A project can technically complete while still being far from ready for use. Equipment may not be integrated, SOPs may not be aligned, FM scope may still be immature, training may be incomplete and responsibility boundaries may still be blurred. Good Operational Readiness Management deals with those issues before they become opening-day problems.
That is why we focus on the facility as a functioning environment, not just a completed asset. The building, the people, the systems, the procedures and the governance all need to come together in a way that is practical, maintainable and usable from day one.
Built for complex technical environments
Operational readiness becomes more demanding when the environment is regulated, specialist or operationally sensitive.

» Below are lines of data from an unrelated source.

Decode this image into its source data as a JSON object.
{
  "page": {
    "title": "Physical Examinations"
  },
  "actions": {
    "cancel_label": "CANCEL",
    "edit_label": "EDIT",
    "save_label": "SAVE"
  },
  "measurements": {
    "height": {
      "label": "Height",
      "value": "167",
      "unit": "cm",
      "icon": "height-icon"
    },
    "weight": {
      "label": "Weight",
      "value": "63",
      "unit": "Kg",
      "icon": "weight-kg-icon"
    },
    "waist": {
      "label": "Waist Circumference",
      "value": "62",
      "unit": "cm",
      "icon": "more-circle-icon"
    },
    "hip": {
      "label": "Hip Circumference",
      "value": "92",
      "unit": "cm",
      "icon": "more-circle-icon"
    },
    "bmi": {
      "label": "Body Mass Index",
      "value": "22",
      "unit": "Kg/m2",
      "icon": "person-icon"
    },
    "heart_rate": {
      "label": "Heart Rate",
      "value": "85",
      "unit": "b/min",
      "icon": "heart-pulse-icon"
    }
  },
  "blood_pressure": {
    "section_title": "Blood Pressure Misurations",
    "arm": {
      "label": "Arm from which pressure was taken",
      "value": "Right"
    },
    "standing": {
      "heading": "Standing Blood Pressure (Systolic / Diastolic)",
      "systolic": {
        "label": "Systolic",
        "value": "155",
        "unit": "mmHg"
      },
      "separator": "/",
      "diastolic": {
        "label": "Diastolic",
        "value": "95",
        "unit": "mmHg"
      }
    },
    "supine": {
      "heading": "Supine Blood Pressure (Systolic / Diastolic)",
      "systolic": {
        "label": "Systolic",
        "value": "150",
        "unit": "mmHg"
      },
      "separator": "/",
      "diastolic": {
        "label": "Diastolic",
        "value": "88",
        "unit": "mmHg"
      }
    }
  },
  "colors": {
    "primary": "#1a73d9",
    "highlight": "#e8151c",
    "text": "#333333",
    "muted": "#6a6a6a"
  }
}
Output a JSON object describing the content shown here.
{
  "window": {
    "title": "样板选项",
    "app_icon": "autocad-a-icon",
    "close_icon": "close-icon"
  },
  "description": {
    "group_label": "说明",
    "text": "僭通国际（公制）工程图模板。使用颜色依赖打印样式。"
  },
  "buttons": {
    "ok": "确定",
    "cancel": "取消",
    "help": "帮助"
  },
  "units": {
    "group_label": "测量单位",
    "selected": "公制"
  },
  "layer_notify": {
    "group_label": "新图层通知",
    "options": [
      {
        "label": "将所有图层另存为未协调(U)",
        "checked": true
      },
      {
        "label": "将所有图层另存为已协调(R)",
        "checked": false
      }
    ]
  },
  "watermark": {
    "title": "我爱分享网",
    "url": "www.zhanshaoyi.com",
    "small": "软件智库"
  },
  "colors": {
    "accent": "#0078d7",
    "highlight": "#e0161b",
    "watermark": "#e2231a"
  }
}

In laboratories, healthcare settings and GMP-adjacent spaces, readiness depends on more than occupation. It often involves equipment integration, qualification, maintenance strategy, HSE alignment, FM service definition, logistics planning and clear operational ownership. These are not minor add-ons. They are part of whether the facility can perform as intended.
That is where EEDN is particularly effective. We understand the overlap between technical delivery, stakeholder coordination and real operational use. We help clients avoid the common trap of treating readiness as something that can be solved late.
Why clients appoint EEDN
Clients appoint EEDN because operational readiness needs structure, leadership and practical judgement.
It needs someone who can see the live operational implications of project decisions, create momentum across different workstreams and keep readiness visible as a management issue rather than letting it disappear into fragmented actions across multiple teams.
Our approach is organised, hands-on and commercially aware. We create the governance, define the outputs, clarify who owns what and help make sure the facility reaches opening with fewer surprises and a clearer route into stable operation.
Ready for day one and beyond
Opening a new facility should not feel like stepping into uncertainty.
With proper Operational Readiness Management, the move from project to operation becomes more controlled, more transparent and far easier to manage. Risks are addressed earlier, responsibilities are clearer and the client has greater confidence that the facility can start well and continue to perform.